This history of Aston Martin design veers between pretty and imposing. Its DB cars are a showcase of this switchable design ethos. DB4 for example was a rather dainty looking little GT car, but by the time we were at DB6 its proportions had swollen and it struck a more imposing tone. DB9 will go down in legend as one of the current era’s most beautiful designs.
The DB12, for me at least, swings the needle heavily back into imposing. I can’t find this latest Aston Martin pretty, but seeing it for the first time in the metal high up overlooking Monaco, it definitely strikes a post. It might even be handsome.

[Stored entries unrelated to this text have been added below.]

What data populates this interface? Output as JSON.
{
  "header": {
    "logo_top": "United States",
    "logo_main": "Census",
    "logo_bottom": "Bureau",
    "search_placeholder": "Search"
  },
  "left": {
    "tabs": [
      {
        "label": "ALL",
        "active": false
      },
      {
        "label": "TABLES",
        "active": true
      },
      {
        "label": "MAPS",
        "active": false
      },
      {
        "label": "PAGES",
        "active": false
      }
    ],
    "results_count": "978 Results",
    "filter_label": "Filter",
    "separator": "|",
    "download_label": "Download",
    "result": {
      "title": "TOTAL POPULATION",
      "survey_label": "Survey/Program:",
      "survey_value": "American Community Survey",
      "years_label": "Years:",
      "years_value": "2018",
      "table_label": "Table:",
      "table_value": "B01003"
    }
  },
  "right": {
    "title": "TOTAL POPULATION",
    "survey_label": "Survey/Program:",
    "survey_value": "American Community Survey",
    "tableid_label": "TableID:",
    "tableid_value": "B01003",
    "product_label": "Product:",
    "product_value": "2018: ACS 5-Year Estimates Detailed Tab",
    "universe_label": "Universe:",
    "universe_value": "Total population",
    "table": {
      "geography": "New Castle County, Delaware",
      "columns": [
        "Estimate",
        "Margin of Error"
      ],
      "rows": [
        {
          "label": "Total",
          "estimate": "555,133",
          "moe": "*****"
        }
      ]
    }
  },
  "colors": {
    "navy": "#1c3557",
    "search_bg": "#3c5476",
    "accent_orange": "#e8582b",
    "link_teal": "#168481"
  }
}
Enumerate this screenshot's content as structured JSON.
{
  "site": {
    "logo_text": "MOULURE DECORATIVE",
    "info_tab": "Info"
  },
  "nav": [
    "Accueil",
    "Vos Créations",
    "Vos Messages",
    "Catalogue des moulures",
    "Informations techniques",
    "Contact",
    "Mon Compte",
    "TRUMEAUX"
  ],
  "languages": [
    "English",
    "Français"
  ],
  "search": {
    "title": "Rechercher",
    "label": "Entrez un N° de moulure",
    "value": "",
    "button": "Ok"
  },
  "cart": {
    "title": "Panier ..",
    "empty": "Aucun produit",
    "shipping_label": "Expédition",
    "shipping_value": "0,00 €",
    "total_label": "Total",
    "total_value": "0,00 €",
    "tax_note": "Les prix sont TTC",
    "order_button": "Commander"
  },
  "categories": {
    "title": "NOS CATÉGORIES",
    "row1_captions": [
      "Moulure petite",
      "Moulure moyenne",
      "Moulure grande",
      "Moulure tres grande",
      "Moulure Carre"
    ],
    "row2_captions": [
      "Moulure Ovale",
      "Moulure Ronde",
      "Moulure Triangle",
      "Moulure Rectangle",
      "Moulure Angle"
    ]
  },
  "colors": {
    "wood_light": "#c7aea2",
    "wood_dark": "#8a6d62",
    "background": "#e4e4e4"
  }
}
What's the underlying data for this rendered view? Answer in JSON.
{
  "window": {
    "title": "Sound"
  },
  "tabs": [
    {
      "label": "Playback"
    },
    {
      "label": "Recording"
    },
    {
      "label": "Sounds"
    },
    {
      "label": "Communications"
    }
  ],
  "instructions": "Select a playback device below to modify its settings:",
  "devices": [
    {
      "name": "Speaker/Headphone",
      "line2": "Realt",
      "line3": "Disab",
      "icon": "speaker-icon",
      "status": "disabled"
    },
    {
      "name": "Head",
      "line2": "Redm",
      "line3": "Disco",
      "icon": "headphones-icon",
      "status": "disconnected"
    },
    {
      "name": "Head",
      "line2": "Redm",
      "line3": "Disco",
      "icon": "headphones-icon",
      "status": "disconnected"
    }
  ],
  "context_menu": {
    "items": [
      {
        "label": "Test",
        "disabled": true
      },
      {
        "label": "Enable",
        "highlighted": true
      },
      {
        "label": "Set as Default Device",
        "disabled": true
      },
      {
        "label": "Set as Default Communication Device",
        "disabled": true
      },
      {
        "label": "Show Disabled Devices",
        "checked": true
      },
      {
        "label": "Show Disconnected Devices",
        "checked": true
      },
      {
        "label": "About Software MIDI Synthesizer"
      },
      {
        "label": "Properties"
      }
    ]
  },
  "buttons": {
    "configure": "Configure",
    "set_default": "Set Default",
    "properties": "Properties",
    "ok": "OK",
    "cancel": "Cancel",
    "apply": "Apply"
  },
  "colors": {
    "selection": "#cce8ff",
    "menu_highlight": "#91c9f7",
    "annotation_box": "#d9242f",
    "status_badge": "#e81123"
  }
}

Gone is the small front grille, now inflated for a mixture of design and genuine engineering reasons. It’s bigger than the catfish Vantage, even bigger than the DBS Superleggera. It’s a shock to the system at first, but softens as you look over the car. The DBS had an inverted version of Aston’s traditional winged grille, which I preferred, but the DB12 goes back to history. The bonnet is long, retaining many features of the DBS – which, to my eye, fixed issues with the DB11 anyway.
The rear is very DB11. In two-tone paint scheme, I don’t think it works. The canopy bubble is too thin and upright into the wider rear. But if you opt for a single hue, it’s slim lights fit the profile much better. I don’t think anyone, certainly not I, will look at the DB12 with the same heart flutter as the DB9, but in real life its design suits a big, powerful GT.